Electrical harnesses are typically made of electrical conductor wire which are mostly individually stranded and insulated wires with an occasional uninsulated stranded or solid wire utilized for grounding or the like. These wires are typically terminated by electrical terminals and/or connectors and formed into some general shape suitable for inventory and handling by the use of tape or harness ties. Fasteners may or may not be employed by affix the harness to the apparatus in which the harness is used. The harness wires serve the function of supplying power and signals to the various components of such apparatus in which the harness is used. The harness may be a simple one, having only several short wires only a few inches in length utilized to interconnect the components of a simple circuit in an apparatus such as a camera or smoke alarm, or it may have literally hundreds of wires terminated in very expensive connectors and utilized to interconnect all of the different devices and components of a complex circuit as an aircraft. The harness constitutes a subassembly to be loaded into the apparatus on a production line as, for example, with respect to appliances such as washers, dryers, copy machines, stoves, refrigerators and the like; or, added piece-meal as the apparatus moves along a production line. Generally speaking, a harness is a flexible assembly having a non-rigid shape, such as a plurality of discrete wires which are bundle tied together and terminated at ends thereof for interconnection to a panel or other end components. These harnesses are difficult to handle by machine, making it difficult to automate either harness making or harness handling or to employ robotic assembly techniques. Installation errors are common. This fact has frustrated industry for decades and, notwithstanding substantial efforts to automate or robotize harness making or harness manipulation, most harnesses are currently manufactured and installed in a highly labor intensive manner which impacts not only on cost but also on quality. One technique which has been employed in the use of robotic means to deploy wires on a harness board. One example is shown in U.S. Pat. No. 4,593,452.
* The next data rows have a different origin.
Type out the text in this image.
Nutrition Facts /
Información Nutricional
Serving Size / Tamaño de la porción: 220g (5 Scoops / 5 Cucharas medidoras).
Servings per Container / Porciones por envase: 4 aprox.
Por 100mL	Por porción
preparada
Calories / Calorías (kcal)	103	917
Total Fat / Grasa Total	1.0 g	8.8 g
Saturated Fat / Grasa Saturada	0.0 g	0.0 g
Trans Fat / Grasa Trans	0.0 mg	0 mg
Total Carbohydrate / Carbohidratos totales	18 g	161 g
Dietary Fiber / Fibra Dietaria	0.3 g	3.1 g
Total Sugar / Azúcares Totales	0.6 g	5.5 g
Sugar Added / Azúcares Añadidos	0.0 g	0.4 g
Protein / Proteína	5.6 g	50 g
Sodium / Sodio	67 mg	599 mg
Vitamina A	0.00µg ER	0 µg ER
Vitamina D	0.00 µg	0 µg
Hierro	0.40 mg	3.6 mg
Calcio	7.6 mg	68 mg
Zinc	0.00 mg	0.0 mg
Attempts have been made to simplify and improve the procedure. One approach, as described in U.S. Pat. No. 4,820,189, teaches a method of forming electrical wiring harnesses by implanting electrical wires into grooves in a panel laid out in a geometry or pattern suitable to effect wire distribution in the appliance. The panel can be formed from various materials including reaction injection molded (RIM) plastics. The wires are terminated as desired by using an insulation displacement contact mounted in an insulated body which engages the wires as the wires are rolled in grooves past the insulation displacement contact. However, a single appliance may require a large number of different connectors. U.S. Pat. No. 4,684,765 discloses a bus assembly or harness formed by wires deployed on an insulative plate having a plurality of terminal stations.
RIM panels have been used not only as a wire template as described above but have been widely used as structural components. RIM differs from conventional molding in several aspects. In the RIM process, two separate materials are injected into a mold. The component materials react with each other to form a cured part. These two component materials have viscosities which are much lower than a conventional thermo plastic or the reaction product of the two components. For this reason, RIM molding can be conducted at a much lower pressure than a conventional molding process, for example, at 100 psi as opposed to 4000 psi. Reaction injection molding also comprises a low temperature process which employs low viscosity materials. Large panels, a capability of the RIM process, may comprise three dimensional enclosures, while an added feature thereof is that metallic support brackets or screw fasteners can be molded in the RIM panels.